Este encuentro entre Sorolla y París se convirtió en el inicio de un romance que, a partir de esta fecha, se perpetuó entre los dos durante los siguientes años. En 1889, él regresaría y, justo desde ese instante, volvería de manera periódica para tomar contacto con los últimos innovadores, ponerse el día y atender con cuidado los caminos por dónde se abría paso la pintura. Este hecho ilumina de manera adecuada el carácter de Sorolla, que se revela como un hombre inquieto, alejado del conformismo y predispuesto siempre a avanzar, aprender y no quedarse estancado en lo que ya sabía, lo que le hubiera llevado a convertirse en un alma local, sin vida, reducido a lo pintoresco, un destino que él rechazó de plano. «Para él, el primer gran impresionista es Velázquez, que es un artista con una pincelada suelta. Pero, sin duda, admiraba y tenía en cuenta a otros creadores, como Manet, Monet y el propio Cézanne. Este último, al ver sus óleos, se preguntaba cómo era posible que este hombre trabajara de esta manera la luz».

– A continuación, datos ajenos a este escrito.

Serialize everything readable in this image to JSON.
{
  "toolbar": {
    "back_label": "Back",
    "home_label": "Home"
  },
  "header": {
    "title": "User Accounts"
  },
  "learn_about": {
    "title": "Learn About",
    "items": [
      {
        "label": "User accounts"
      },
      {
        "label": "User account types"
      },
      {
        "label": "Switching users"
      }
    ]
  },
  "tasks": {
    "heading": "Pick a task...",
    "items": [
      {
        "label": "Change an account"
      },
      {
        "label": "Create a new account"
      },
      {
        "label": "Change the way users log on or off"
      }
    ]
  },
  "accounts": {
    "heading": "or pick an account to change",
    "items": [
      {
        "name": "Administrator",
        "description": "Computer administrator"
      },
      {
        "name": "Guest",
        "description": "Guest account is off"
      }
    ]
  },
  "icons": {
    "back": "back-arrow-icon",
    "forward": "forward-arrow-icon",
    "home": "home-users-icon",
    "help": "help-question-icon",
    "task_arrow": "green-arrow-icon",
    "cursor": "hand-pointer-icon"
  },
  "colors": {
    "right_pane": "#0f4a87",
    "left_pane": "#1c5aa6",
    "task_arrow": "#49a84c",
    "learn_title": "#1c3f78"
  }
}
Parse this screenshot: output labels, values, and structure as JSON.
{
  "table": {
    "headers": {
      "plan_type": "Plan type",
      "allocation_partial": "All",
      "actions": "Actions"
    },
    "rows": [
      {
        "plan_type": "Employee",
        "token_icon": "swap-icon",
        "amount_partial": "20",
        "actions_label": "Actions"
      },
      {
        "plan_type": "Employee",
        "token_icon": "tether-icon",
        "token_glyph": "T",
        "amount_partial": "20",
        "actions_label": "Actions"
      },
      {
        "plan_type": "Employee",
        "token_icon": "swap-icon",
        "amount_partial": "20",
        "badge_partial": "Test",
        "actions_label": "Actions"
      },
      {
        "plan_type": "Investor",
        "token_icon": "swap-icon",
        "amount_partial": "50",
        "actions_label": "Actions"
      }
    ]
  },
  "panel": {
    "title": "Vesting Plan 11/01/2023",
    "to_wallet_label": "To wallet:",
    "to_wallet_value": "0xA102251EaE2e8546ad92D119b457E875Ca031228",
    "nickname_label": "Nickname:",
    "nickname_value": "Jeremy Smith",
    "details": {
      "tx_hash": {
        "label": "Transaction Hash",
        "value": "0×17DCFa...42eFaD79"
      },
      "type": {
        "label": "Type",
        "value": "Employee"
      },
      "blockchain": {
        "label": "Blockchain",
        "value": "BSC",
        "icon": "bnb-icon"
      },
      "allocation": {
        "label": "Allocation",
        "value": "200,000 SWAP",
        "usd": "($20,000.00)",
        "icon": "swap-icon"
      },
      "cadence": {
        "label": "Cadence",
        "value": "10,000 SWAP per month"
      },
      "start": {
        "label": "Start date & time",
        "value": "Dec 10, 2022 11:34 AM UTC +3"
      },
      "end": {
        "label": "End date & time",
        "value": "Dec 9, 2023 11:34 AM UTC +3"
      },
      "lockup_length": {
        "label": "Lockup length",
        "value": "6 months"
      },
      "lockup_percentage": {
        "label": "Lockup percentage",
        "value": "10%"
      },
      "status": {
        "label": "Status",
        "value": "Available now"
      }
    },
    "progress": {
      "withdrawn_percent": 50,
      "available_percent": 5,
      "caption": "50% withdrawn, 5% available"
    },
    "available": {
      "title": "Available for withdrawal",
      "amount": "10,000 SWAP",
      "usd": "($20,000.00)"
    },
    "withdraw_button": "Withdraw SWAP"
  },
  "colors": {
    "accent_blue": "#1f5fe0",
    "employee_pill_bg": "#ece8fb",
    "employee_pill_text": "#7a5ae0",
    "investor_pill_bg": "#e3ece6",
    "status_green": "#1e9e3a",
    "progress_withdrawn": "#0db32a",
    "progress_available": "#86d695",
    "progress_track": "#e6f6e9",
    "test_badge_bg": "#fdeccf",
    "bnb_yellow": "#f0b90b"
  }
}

Sorolla se convirtió en un hombre de una enorme capacidad para retratar las telas, texturas, reflejos, transparencias y colores que le ofrecía el paisaje donde había nacido. La exposición enseña precisamente las telas que le dieron más prestigio y que él mismo había seleccionado para las muetras, organizadas más allá de nuestras fronteras, en las que participaba o que le dedicaban de manera exclusiva a él. «Es muy curioso–puntualiza Blanca Pons–, pero él consideraba que los mejores pintores no eran precisamente los que más le gustaban o le interesaban en ocasiones. Cuando le preguntaron cuáles le habían influido más en los últimos cincuenta años, mencionó a Degas, Manet y Whistler. Eso dice mucho de él». La comisaria resalta que «la luz la tenía él desde niño» y que su forma de abordar una pintura roza lo fotográfico, como si el artista deseara aprehender el momento, sujetarlo en el empaste de los colores, siguiendo la senda que en su momento comenzó Caravaggio. Los personajes de sus pinturas poseen esa esponteneidad desbordante y aparecen retratados con originalidad, en ocasiones con atrevidos escorzos, como si él no fuera dueño de la realidad y sólo obedeciera a lo que veía, que su obligación sólo fuera captar lo que ve.